Два силуэта забрезжили. А он встать не может. Сил нет. Голову чуть повернул и махнул рукой: «Ложись», и жестом показывает: «Смотрите на памятник». Мол, там кто-то есть. Долго лежал патруль. Только когда совсем рассвело, поднялись. Смешной и хитрый был Ашот. Понял, что могут наказать за то, что лежал на посту. Часто шутил: «Один армянин трех евреев обхитрит». До войны он на гавайской гитаре играл в ресторане. По вечерам любил петь для нас на ломанном русском языке веселые песни. Одну запомнила:
«Жинка моя кекела,
Черная как халера,
С длинным и красным носом,
И с лицом ужасным.
Хачу жинка бела,
Как на стенке мела,
Чтоб любила мэнэ,
На самом дэлэ!»
Еще двое грузин красиво пели. Таню Панасюк не забуду. Цыганка Зара была. Из обрусевших, оседлых. После боя, бывало, сидит в отдалении на камушке, руку под голову подложит и грустит. Погибла у нее вся семья.
Девушки у нас жили отдельно, парни отдельно. Мы вместе хотели поскорее на настоящий фронт попасть. Но первыми стали ребят отправлять. Некоторые девчонки под чехлами пушек попрятались, но их нашли. А поварихи в котлы залезли. Их не смогли обнаружить, и они уехали на фронт. Через пять месяцев письмо получила. Сообщение прислал комиссар того первого состава. Вернее медсестра из госпиталя за него писала. Он без руки и без ног остался. Их эшелон под Нальчиком под обстрел попал. Они пушки с платформ стали спускать, чтобы отстреливаться. Немцы их танками стали давить. Месиво из человеческих тел было. Почти все погибли….

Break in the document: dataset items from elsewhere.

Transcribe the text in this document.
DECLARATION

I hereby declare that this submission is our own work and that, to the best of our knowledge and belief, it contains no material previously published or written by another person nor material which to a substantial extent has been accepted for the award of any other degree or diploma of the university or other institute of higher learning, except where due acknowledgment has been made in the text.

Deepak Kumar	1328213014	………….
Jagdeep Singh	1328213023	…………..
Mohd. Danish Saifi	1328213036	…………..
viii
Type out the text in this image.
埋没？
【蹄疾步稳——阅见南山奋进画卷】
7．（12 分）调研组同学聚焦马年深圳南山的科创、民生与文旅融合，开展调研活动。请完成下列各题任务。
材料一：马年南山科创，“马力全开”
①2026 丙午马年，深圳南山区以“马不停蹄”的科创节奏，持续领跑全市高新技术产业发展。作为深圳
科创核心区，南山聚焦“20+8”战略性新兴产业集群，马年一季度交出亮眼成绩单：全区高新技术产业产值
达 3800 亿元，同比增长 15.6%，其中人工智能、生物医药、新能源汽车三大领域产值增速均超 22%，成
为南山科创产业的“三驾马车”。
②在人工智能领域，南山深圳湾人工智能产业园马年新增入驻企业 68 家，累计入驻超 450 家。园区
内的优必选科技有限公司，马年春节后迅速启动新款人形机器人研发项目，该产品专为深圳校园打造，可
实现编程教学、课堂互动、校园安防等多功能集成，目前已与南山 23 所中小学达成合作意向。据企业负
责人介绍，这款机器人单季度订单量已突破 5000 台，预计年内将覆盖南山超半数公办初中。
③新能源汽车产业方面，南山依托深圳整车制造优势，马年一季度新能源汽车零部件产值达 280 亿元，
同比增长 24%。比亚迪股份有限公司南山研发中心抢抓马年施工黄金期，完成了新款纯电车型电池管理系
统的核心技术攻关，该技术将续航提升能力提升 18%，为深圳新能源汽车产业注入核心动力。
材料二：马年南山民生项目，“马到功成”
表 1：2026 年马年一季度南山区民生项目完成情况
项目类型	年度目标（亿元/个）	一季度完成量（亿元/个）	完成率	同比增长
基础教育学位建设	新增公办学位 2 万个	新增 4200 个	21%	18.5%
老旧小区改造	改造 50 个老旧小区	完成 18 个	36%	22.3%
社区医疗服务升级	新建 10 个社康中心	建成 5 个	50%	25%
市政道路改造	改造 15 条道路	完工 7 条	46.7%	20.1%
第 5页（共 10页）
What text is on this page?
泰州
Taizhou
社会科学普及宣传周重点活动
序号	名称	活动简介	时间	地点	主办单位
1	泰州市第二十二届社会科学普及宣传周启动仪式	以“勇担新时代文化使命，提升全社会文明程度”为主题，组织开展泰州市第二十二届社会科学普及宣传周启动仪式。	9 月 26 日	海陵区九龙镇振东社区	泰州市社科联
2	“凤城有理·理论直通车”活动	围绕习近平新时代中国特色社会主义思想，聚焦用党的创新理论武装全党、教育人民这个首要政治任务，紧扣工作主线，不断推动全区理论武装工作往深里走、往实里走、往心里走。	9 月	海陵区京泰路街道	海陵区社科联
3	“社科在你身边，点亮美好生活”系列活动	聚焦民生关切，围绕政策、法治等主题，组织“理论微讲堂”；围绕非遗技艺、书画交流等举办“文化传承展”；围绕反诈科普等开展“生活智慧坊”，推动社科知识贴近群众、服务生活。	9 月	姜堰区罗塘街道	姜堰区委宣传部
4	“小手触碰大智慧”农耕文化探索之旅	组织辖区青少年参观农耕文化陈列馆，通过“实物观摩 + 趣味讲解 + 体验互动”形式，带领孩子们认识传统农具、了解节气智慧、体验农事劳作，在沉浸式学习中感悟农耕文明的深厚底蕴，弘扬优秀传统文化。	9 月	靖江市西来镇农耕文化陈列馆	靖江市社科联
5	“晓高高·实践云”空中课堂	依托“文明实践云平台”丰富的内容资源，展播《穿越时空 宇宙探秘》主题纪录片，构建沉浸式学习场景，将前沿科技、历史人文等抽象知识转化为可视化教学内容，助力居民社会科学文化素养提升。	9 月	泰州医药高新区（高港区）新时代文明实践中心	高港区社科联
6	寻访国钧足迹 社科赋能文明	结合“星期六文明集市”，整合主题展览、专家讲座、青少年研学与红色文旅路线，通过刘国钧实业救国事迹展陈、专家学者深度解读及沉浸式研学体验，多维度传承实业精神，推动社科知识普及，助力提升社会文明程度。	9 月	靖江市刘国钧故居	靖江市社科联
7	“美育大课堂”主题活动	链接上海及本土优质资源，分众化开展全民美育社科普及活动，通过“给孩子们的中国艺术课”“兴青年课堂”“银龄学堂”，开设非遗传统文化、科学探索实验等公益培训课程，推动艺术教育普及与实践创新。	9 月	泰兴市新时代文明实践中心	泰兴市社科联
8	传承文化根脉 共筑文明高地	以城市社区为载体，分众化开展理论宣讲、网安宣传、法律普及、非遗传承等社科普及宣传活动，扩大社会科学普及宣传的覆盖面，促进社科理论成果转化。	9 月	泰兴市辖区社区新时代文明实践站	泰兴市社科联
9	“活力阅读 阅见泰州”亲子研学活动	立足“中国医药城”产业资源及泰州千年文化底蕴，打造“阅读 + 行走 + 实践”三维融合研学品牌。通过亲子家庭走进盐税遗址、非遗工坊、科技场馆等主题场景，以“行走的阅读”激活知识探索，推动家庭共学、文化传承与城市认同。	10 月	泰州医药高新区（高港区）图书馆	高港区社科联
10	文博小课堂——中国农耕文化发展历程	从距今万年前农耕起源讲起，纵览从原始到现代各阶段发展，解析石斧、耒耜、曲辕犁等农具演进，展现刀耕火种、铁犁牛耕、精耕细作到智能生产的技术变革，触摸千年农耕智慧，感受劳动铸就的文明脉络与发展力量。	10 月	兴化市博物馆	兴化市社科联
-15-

Комбата нашего всю жизнь помнить буду. Взрывной человек с мощным жизнеутверждающим темпераментом. Сгусток жестокой правды и нескрываемой боли. Человек войны. Болел душой за сотни людей сразу. Всю трагедию войны, а может быть, и всей эпохи пережил на себе. Многое за его спиной стояло. Постоянно говорил нам «Мы родились, чтоб жить достойно, а не скулить». В нем горела правда и мощь человеческих страстей. Без глянца жил. Пайку хлеба с простыми солдатами делил. Женщин жалел за то, что всю непосильную мужскую работу на себя взвалили.
Встречалась с ним пять лет назад. В отпуске навещала. Сначала он боялся вспоминать свою тягостную жизнь, страшился, что сердце не выдержит. Долго душой в родной деревне отходил от войны. Для коренного крестьянина контакт с деревней – самое лучшее лекарство. Переломил он себя. Слушал Баха, Моцарта, пытался понять себя и свои ощущения. Не замкнулся на пережитых трагедиях, на своей физической неполноценности. Искал руки друзей и близких.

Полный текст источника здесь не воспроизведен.